Industrial Revenue Bonds
Industrial Revenue Bonds (IRB's) are financing instruments issued by
designated local industrial development boards (IDB's) or other issuers
authorized by state law. Since 1949, IRB's have been a preferred method of
financing used by industries locating to and expanding in Alabama. Often,
financial institutions and other intermediaries participate by providing
letters of credit backing the bonds. Thus, the company seeking the bonds
must be considered creditworthy by the financial institution.
IRB's provide financing for land, building and equipment for new and
expanding manufacturing plants. Certain expenses such as architectural,
engineering, legal and administrative fees associated with the sale of the
bonds can be paid from the bond proceeds (subject to the limitations of
Internal Revenue Service regulations).
The political subdivision issuing the IRB retains ownership of the
bond-financed facility and leases it back to the company at a rate
sufficient to pay the principal and interest on the bonds as they mature.
When the user leases the property back, there may be several tax advantages
such as exemption from sales tax on construction materials, use tax on the
purchase of equipment, as well as mortgage deed tax and ad valorem tax for a
term limited to ten years. Local sales and use taxes and all ad valorem
taxes which are levied for school purposes are not eligible for exemption.
Taxable IRB's will continue as one of the mainstays of industrial finance
because they may be issued with fewer restrictions and in unlimited amounts
while the user maintains tax savings. The company may buy its own bonds and
still be eligible for significant tax savings. Interest rates are generally
higher than on tax-exempt bonds.
Tax-exempt IRB's are issued at rates lower than conventional sources
because the interest paid on the bonds is exempt from both federal and state
income tax. No more than $10 million in bonds may be issued in a single
locality and no company can have more than $40 million outstanding.
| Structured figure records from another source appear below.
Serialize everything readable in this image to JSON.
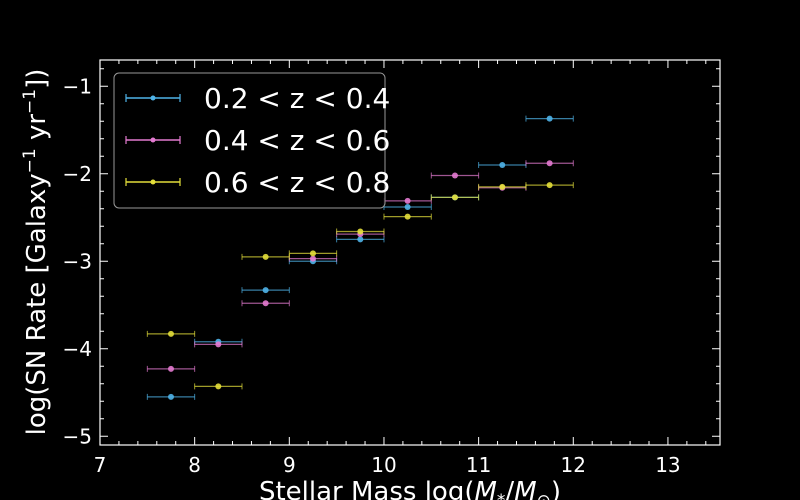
{
  "chart_data": {
    "type": "scatter",
    "xlabel": "Stellar Mass log(M*/M⊙)",
    "ylabel": "log(SN Rate [Galaxy⁻¹ yr⁻¹])",
    "xlim": [
      7,
      13.55
    ],
    "ylim": [
      -5.1,
      -0.7
    ],
    "x_ticks": [
      7,
      8,
      9,
      10,
      11,
      12,
      13
    ],
    "y_ticks": [
      -5,
      -4,
      -3,
      -2,
      -1
    ],
    "y_tick_labels": [
      "−5",
      "−4",
      "−3",
      "−2",
      "−1"
    ],
    "grid": false,
    "legend_position": "top-left",
    "bin_halfwidth": 0.25,
    "series": [
      {
        "name": "0.2 < z < 0.4",
        "color": "#4fb3e8",
        "points": [
          {
            "x": 7.75,
            "y": -4.55
          },
          {
            "x": 8.25,
            "y": -3.92
          },
          {
            "x": 8.75,
            "y": -3.33
          },
          {
            "x": 9.25,
            "y": -3.0
          },
          {
            "x": 9.75,
            "y": -2.75
          },
          {
            "x": 10.25,
            "y": -2.38
          },
          {
            "x": 10.75,
            "y": -2.27
          },
          {
            "x": 11.25,
            "y": -1.9
          },
          {
            "x": 11.75,
            "y": -1.37
          }
        ]
      },
      {
        "name": "0.4 < z < 0.6",
        "color": "#e37ad0",
        "points": [
          {
            "x": 7.75,
            "y": -4.23
          },
          {
            "x": 8.25,
            "y": -3.95
          },
          {
            "x": 8.75,
            "y": -3.48
          },
          {
            "x": 9.25,
            "y": -2.97
          },
          {
            "x": 9.75,
            "y": -2.69
          },
          {
            "x": 10.25,
            "y": -2.31
          },
          {
            "x": 10.75,
            "y": -2.02
          },
          {
            "x": 11.25,
            "y": -2.16
          },
          {
            "x": 11.75,
            "y": -1.88
          }
        ]
      },
      {
        "name": "0.6 < z < 0.8",
        "color": "#e3de3a",
        "points": [
          {
            "x": 7.75,
            "y": -3.83
          },
          {
            "x": 8.25,
            "y": -4.43
          },
          {
            "x": 8.75,
            "y": -2.95
          },
          {
            "x": 9.25,
            "y": -2.91
          },
          {
            "x": 9.75,
            "y": -2.66
          },
          {
            "x": 10.25,
            "y": -2.49
          },
          {
            "x": 10.75,
            "y": -2.27
          },
          {
            "x": 11.25,
            "y": -2.15
          },
          {
            "x": 11.75,
            "y": -2.13
          }
        ]
      }
    ]
  }
}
Companies using an IRB may not invest more than $10 million in one location,
regardless of fund sources, for a period of three years prior to the issue
and three years after it. Companies may choose to lease all or part of their
equipment and therefore eliminate that portion from the $10 million limit.
IRB's are not generally cost-effective for amounts under $1 million because
of the fees involved in issuing a bond. To be eligible, the company must
obtain a letter of inducement from the local industrial development board
before any monies are expended on a project. In the case of tax-exempt
IRB's, the Internal Revenue Code requires that land acquisition cost must be
less than twenty-five percent (25%) of the total bond issue. If the bond
proceeds are used to finance the acquisition of an existing building, at
least fifteen percent (15%) of the proceeds must be spent on renovation of
the building within two years. Bond proceeds may not be used to purchase
used equipment except in limited situations. There are a number of other
requirements, including a public hearing and volume cap allocation.
SUMMARY
Long term financing. May finance 100% of project. Interest rate below
conventional rates (for tax-exempt bonds).
USE OF FUNDS
Land acquisition and building construction. Machinery and equipment.
Architectural and engineering fees. Cost of bond issuance.
SOURCES OF FUNDS
Banks, institutional investors.
MATURITY TERM
Negotiable, depending on project and lender.
LIMITS
Tax-exempt: $10 million. Taxable: no limit.
ELIGIBLE BUSINESSES
Manufacturing, distribution, warehousing, and corporate headquarters.
INELIGIBLE BUSINESSES
Refinancing and restructuring existing debt. Venture capital, working
capital.
SPECIAL CONDITIONS
Loan conditions may vary depending on lending institution.